La chimie au service du vin et de l’agriculture
Chaptal consacre une part importante de ses recherches à l’agriculture. Son Art de faire, de gouverner et de perfectionner les vins, publié en 1801, examine la fermentation et les moyens d’améliorer les vendanges pauvres en sucre. L’ajout raisonné de sucre au moût avant fermentation augmente le degré alcoolique final ; le procédé recevra plus tard le nom de chaptalisation. Il ne s’agit pas d’une invention de la fraude, mais d’une méthode technique destinée à corriger des récoltes insuffisamment mûres, dont l’usage sera ensuite réglementé.
Cette œuvre témoigne de sa méthode. Chaptal observe les pratiques des cultivateurs, les explique par la chimie et cherche à les rendre transmissibles. Son livre Chimie appliquée aux arts puis sa Chimie appliquée à l’agriculture prolongent ce programme. Il traite les manufactures, les sols et les productions françaises comme des domaines où la connaissance scientifique peut accroître la qualité, les rendements et l’indépendance économique du pays.

Ministre de l’Intérieur sous le Consulat
Élu à l’Institut en 1798, Chaptal est remarqué par Bonaparte pour sa compétence scientifique et administrative. Il devient ministre de l’Intérieur en novembre 1800, fonction qu’il exerce jusqu’en 1804. À ce poste, il s’intéresse à l’instruction, aux manufactures, aux travaux publics, à la santé et aux statistiques. Son action montre la place nouvelle donnée aux savants dans le gouvernement : pour lui, l’administration doit s’appuyer sur l’observation, les chiffres et les besoins concrets des territoires.
Il favorise la création de la Société d’encouragement pour l’industrie nationale, dont il est le premier président. Il soutient aussi les expositions des produits de l’industrie française, organisées à Paris en 1801, 1802 et 1806. Ces manifestations réunissent fabricants, inventeurs et pouvoirs publics ; elles annoncent les grandes expositions industrielles du XIXe siècle. Chaptal y voit une façon de diffuser les améliorations techniques et de rendre visibles les capacités productives du pays.

Empire, Restauration et dernières années
Après son ministère, Chaptal poursuit ses activités industrielles et devient sénateur, puis comte de Chanteloup. Napoléon le rappelle en 1810 comme conseiller pour le commerce et les manufactures. Après 1815, Chaptal se retire en partie sur son domaine de Chanteloup, tout en continuant d’écrire, de promouvoir l’instruction et de défendre l’industrie. Il participe à la fondation de la Caisse d’épargne et de prévoyance de Paris en 1818 et devient pair de France en 1819.
Ses dernières années sont assombries par les difficultés financières de son fils, qui le contraignent à vendre son domaine et une partie de ses biens. Il demeure pourtant une autorité morale et intellectuelle dans les milieux scientifiques. Il meurt à Paris le 29 juillet 1832. Son nom est inscrit parmi les soixante-douze savants gravés sur la tour Eiffel, hommage postérieur à une carrière qui a fait dialoguer laboratoire, usine, agriculture et gouvernement.

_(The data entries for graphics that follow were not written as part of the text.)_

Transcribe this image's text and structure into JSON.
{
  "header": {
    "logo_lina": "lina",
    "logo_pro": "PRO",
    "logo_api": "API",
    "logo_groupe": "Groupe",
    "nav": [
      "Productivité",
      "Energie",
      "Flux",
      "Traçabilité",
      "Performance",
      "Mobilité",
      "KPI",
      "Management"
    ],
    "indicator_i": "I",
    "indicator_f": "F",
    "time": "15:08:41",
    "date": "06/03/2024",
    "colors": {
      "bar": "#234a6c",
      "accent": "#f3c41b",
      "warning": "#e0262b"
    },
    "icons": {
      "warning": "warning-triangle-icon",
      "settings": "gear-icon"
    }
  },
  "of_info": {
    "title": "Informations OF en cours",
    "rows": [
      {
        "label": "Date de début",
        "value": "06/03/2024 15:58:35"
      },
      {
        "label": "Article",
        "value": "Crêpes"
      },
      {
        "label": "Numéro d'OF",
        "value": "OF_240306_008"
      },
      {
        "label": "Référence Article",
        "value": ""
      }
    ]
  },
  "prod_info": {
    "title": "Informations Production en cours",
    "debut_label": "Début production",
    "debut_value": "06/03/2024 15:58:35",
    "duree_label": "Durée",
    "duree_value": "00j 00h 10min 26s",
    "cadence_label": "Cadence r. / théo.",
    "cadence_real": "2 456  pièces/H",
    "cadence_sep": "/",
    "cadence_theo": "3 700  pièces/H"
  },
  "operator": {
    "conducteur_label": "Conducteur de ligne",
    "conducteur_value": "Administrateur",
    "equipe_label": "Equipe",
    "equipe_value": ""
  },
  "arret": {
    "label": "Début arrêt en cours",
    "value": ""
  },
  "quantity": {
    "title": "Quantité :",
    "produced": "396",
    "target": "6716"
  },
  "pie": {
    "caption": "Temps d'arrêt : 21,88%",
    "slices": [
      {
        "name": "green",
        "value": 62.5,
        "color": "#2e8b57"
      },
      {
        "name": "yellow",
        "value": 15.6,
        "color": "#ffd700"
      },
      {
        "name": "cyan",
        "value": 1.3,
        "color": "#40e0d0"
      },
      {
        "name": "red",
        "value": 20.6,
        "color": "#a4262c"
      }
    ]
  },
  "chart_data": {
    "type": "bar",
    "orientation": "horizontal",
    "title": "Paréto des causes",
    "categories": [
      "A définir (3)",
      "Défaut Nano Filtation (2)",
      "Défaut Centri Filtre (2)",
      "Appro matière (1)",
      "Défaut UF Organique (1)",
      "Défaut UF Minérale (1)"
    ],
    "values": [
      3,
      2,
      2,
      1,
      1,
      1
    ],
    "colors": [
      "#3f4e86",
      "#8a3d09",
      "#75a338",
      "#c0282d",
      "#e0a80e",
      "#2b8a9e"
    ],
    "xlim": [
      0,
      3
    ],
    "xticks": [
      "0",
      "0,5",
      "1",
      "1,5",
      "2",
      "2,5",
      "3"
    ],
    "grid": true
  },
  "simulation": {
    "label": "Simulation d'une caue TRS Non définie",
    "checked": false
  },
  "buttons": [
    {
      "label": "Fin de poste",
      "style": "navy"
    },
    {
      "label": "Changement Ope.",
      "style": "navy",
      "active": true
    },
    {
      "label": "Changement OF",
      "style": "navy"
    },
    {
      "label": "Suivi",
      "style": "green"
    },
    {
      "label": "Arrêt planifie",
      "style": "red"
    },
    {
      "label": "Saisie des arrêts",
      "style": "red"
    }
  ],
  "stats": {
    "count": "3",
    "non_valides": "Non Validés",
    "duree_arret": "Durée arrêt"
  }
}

Une figure de la science appliquée
Chaptal laisse l’image d’un savant praticien. Médecin de formation, il devient chimiste, professeur, industriel, agronome et administrateur. Sa contribution ne se limite pas à une découverte isolée : elle réside dans une manière d’organiser les relations entre la recherche, la fabrication et l’action publique. C’est pourquoi son parcours tient une place particulière dans l’histoire de l’industrialisation française au tournant des XVIIIe et XIXe siècles.

Œuvres principales
- Mémoires de chimie (1781).
- Éléments de chimie (1790).
- L’Art de faire, de gouverner et de perfectionner les vins (1801).
- Chimie appliquée aux arts (1806).
- De l’industrie française (1819).
- Chimie appliquée à l’agriculture (1823).
Distinctions et repères
- 1798 : élu à l’Institut de France.
- 1800-1804 : ministre de l’Intérieur.
- 1801 : premier président de la Société d’encouragement pour l’industrie nationale.
- 1819 : pair de France.
- 1889 : son nom est inscrit sur la tour Eiffel.